The show aired from 1984-1993 and the ever changing line-up of incorporated kids included Stacy "Fergie" Ferguson, Jennifer Love Hewitt (who went by "Love" in those days), and Eric Balfour--who was somehow cast even though he couldn't sing, dance, or pantomime "guitar playing" believably.
Mario Lopez was a back-up dancer in the late 80s and occasionally "played" the drums--he would later go on to perfect his "drumming" as a member of The Zack Attack. Like Menudo, the kids would "age-out" of the cast once they hit puberty (because "Pubes Incorporated" just doesn't have the same ring to it).
The premise of the show is perplexing, to say the least, but on the most basic--but still incomprehensible--level, it's about these five (sometimes six) kids who perform for their peers at what appears to be some kind of children's nightclub/cabaret called "The P*lace." There wasn't a parent to be found.
(I hope that someone who lives in Brooklyn--where the show is supposed to be set--can tell me if kiddie nightclubs are popular out there.)
As children, I think that we were into this show because it was about a group of independent kids. This is the same reason why a movie like Home Alone was so cool to us. We like to see kids running things. But watching it now, I have all these financial questions that make it impossible for me to suspend disbelief. Like, what were their overheads?
How--as children--were they able to fund these elaborate performance numbers? They couldn't have been charging for admission because kids don't have money--I don't remember ever having more than $4 at any given moment when I was younger than 18--and selling sodas and milkshakes ain't gonna keep that fog machine running, my friends.

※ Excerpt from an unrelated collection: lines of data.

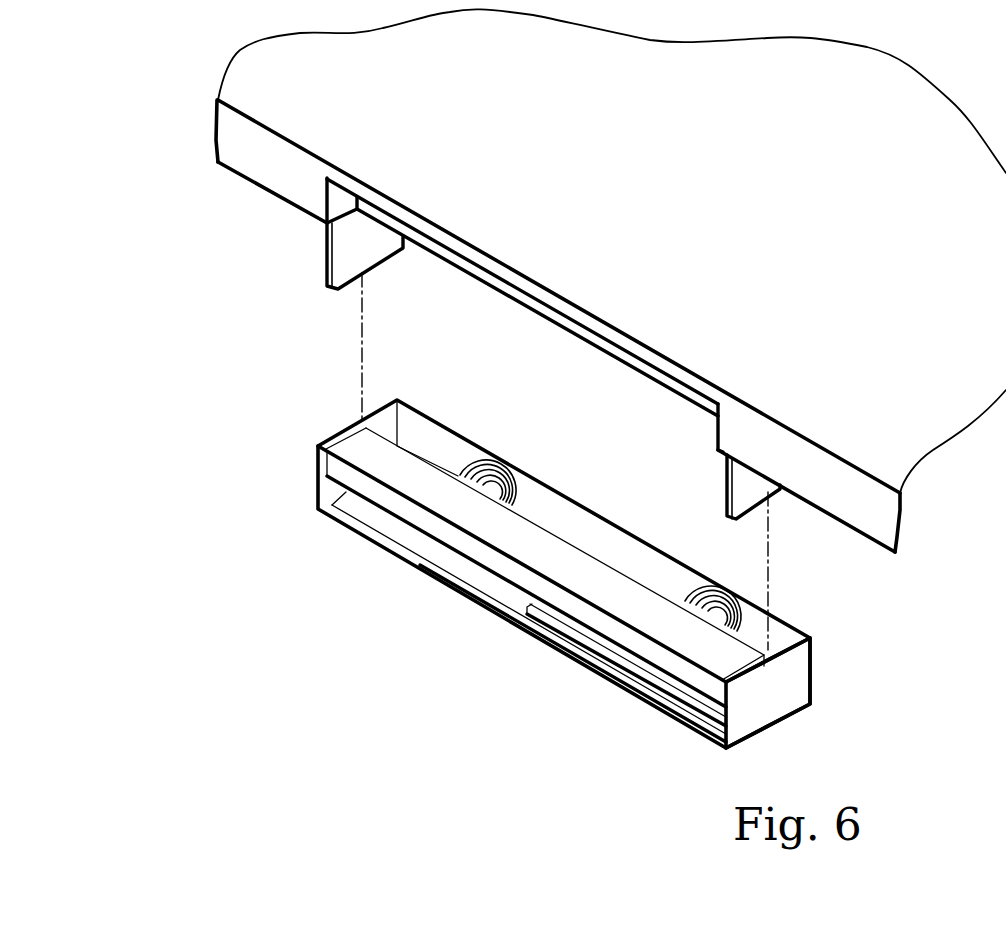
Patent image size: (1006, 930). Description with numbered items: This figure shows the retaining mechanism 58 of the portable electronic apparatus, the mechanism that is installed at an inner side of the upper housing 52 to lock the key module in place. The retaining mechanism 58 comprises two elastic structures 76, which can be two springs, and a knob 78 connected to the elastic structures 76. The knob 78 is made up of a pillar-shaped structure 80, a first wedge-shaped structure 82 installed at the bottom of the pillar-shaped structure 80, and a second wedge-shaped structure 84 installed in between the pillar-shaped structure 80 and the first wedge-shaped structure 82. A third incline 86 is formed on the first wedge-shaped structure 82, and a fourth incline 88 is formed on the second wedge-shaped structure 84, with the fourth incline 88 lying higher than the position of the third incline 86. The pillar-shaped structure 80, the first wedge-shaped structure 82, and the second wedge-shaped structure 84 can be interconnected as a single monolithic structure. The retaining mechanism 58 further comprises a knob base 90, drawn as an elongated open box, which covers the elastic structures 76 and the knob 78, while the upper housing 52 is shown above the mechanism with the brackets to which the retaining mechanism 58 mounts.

The upper housing 52 is at (290, 88).
The retaining mechanism 58 is at (548, 578).
The elastic structures 76 is at (483, 463).
The knob 78 is at (304, 483).
The pillar-shaped structure 80 is at (545, 548).
The first wedge-shaped structure 82 is at (352, 539).
The second wedge-shaped structure 84 is at (608, 676).
The third incline 86 is at (443, 557).
The fourth incline 88 is at (677, 695).
The knob base 90 is at (802, 680).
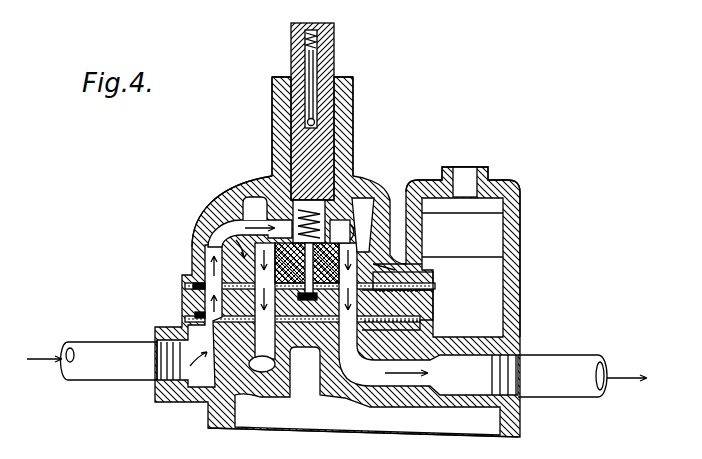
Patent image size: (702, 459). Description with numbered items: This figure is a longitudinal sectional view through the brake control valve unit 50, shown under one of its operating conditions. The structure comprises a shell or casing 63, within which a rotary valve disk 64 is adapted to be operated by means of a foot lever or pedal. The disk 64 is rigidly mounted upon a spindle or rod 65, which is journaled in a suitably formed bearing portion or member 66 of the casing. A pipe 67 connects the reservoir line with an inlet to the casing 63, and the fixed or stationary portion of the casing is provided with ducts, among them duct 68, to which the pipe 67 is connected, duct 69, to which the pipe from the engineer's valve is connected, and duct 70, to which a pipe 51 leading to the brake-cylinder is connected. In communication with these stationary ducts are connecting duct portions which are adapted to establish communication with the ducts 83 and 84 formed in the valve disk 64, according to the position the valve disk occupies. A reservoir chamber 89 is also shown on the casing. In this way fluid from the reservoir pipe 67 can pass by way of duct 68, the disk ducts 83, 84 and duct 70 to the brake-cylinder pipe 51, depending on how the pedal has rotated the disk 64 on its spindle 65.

The valve unit 50 is at (221, 153).
The pipe 51 is at (576, 389).
The shell or casing 63 is at (205, 217).
The rotary valve disk 64 is at (369, 268).
The spindle or rod 65 is at (334, 48).
The bearing portion or member 66 is at (272, 103).
The pipe 67 is at (125, 374).
The duct 68 is at (220, 303).
The duct 69 is at (284, 378).
The duct 70 is at (356, 301).
The duct 83 is at (420, 282).
The duct 84 is at (250, 248).
The reservoir 89 is at (516, 222).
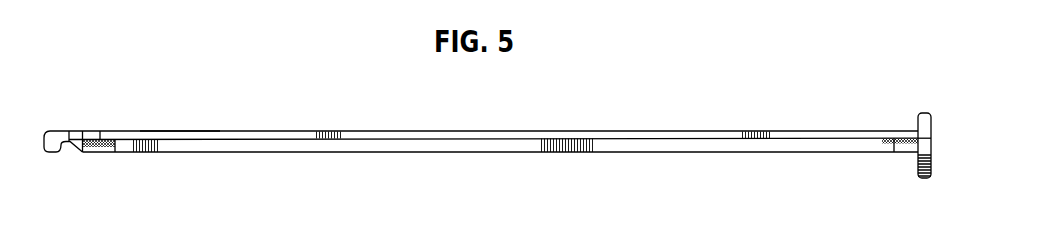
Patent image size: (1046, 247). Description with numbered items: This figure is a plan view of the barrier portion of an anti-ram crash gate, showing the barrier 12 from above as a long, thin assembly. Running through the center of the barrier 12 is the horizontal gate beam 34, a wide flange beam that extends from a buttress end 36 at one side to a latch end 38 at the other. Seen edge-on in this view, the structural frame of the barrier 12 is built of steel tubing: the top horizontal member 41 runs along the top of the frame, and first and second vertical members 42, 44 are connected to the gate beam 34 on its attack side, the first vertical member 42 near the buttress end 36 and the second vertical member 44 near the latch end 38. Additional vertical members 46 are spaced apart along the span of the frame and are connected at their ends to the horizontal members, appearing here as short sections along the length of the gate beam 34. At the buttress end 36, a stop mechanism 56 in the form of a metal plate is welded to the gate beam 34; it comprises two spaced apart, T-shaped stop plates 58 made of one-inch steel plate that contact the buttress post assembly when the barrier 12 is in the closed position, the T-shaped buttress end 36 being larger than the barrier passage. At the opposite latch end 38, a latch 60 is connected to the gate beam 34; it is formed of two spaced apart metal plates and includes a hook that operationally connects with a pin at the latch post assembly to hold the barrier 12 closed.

The barrier 12 is at (406, 99).
The gate beam 34 is at (573, 146).
The buttress end 36 is at (907, 155).
The latch end 38 is at (92, 154).
The top horizontal member 41 is at (172, 131).
The first vertical member 42 is at (903, 137).
The second vertical member 44 is at (87, 136).
The vertical members 46 is at (292, 134).
The stop mechanism 56 is at (935, 134).
The stop plates 58 is at (933, 162).
The latch 60 is at (45, 130).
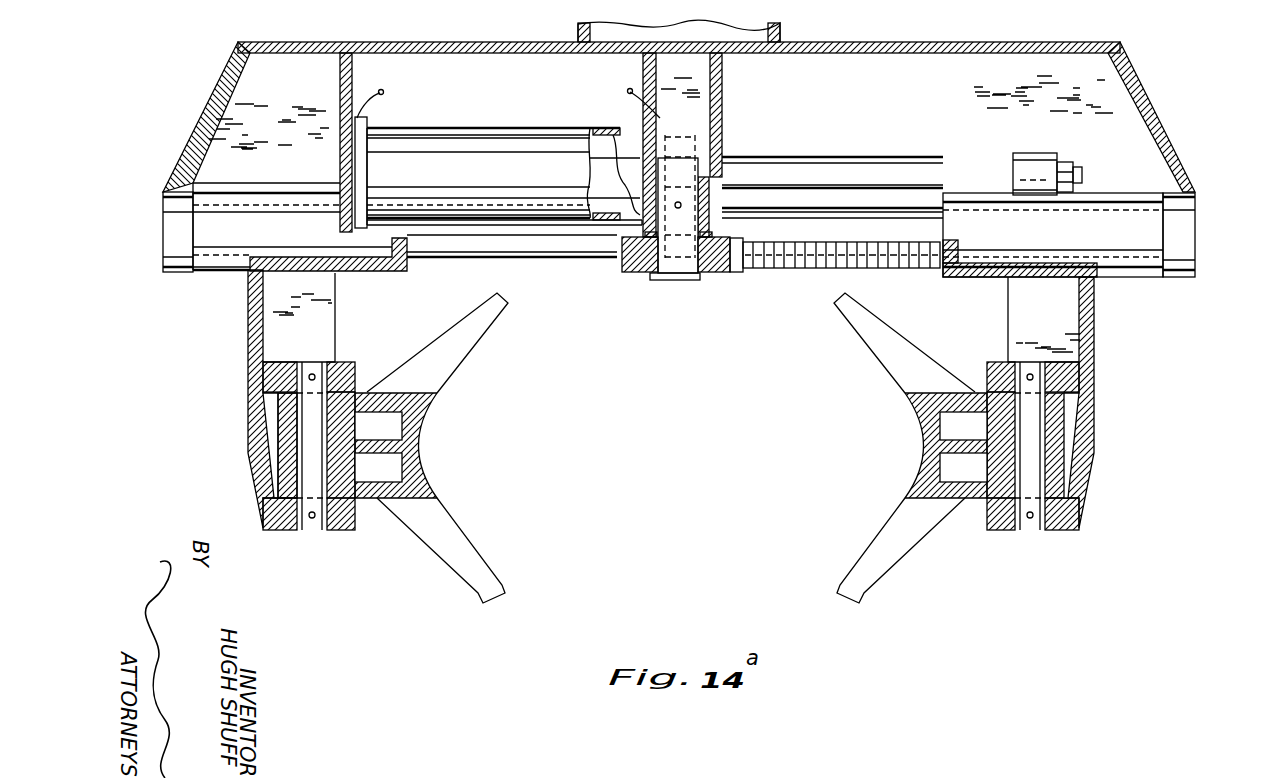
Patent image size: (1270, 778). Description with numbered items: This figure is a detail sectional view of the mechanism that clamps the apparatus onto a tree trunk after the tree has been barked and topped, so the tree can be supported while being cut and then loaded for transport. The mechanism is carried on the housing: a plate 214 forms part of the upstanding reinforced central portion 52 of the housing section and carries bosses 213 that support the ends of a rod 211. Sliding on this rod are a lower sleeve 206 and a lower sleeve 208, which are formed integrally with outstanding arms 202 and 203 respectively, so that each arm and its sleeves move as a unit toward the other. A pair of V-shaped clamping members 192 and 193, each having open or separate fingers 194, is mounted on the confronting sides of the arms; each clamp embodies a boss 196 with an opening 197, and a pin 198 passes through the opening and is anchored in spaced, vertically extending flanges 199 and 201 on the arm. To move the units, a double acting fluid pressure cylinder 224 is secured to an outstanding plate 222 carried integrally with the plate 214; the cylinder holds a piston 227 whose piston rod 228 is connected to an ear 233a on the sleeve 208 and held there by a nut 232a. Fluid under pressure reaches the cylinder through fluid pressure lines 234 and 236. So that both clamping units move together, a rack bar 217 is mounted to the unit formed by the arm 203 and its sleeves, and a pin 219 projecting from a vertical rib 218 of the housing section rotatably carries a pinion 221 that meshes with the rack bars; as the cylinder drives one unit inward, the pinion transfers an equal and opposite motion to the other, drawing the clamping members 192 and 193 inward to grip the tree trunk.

The plate 214 is at (442, 70).
The upstanding reinforced part 52 is at (785, 36).
The outstanding plate 222 is at (353, 78).
The fluid pressure line 234 is at (385, 96).
The fluid pressure line 236 is at (628, 96).
The double acting fluid pressure cylinder 224 is at (488, 150).
The piston 227 is at (612, 174).
The vertical rib 218 is at (723, 118).
The pin 219 is at (680, 262).
The pinion 221 is at (718, 275).
The rack bar 217 is at (886, 258).
The piston rod 228 is at (884, 172).
The ear 233a is at (1043, 152).
The nut 232a is at (1068, 160).
The lower sleeve 208 is at (1140, 237).
The boss 213 is at (1185, 250).
The lower sleeve 206 is at (207, 258).
The rod 211 is at (552, 245).
The arm 202 is at (252, 398).
The arm 203 is at (1095, 390).
The opening 197 is at (298, 456).
The flange 199 is at (352, 360).
The flange 201 is at (357, 524).
The pin 198 is at (312, 531).
The boss 196 is at (353, 392).
The clamping member 193 is at (930, 439).
The clamping member 192 is at (465, 362).
The finger 194 is at (481, 556).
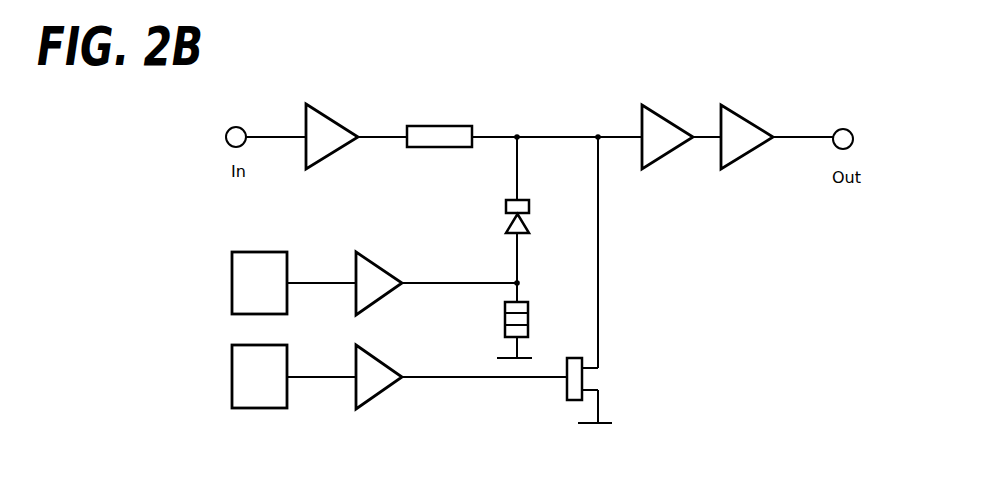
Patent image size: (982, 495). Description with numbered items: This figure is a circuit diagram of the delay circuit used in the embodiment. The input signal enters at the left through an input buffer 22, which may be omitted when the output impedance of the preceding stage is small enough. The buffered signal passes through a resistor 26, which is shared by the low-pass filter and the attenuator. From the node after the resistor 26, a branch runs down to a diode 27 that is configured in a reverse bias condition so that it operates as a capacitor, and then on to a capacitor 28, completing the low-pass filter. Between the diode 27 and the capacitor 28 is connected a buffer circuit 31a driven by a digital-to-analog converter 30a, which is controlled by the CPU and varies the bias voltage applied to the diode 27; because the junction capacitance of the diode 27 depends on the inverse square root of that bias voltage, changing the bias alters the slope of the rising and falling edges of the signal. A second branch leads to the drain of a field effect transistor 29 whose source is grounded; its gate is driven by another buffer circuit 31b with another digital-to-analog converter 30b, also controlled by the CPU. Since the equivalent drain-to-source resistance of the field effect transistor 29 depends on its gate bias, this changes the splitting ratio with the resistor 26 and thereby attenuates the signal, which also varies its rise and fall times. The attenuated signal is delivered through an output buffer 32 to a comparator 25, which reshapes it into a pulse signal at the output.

Even if there were, say, a $4 cover, there's no way that they'd be able to keep that place so jam packed full of pre-teens every day. Whose parents are going let them see Kids Incorporated daily? I have this image in my head of some 9-year-old's intervention. Her parents telling her that she's spending too much time at "The P*lace" and that they refuse to continue supporting her Kids Incorporated habit.
Anyway, let's take a look at some of the Kids Inc. gold I dug up over at the youtubes.
Nevertheless, I just want to shake this kid and say, "Girl, you'd better buck up! How can you be that sad with bangs that fly?"
The best part of this video, aside from all of the soulful head-shaking, is the sullen-girl tableau--chin rested in palms, eyes tilted up toward the heavens, wristbands hiding self-inflicted wounds.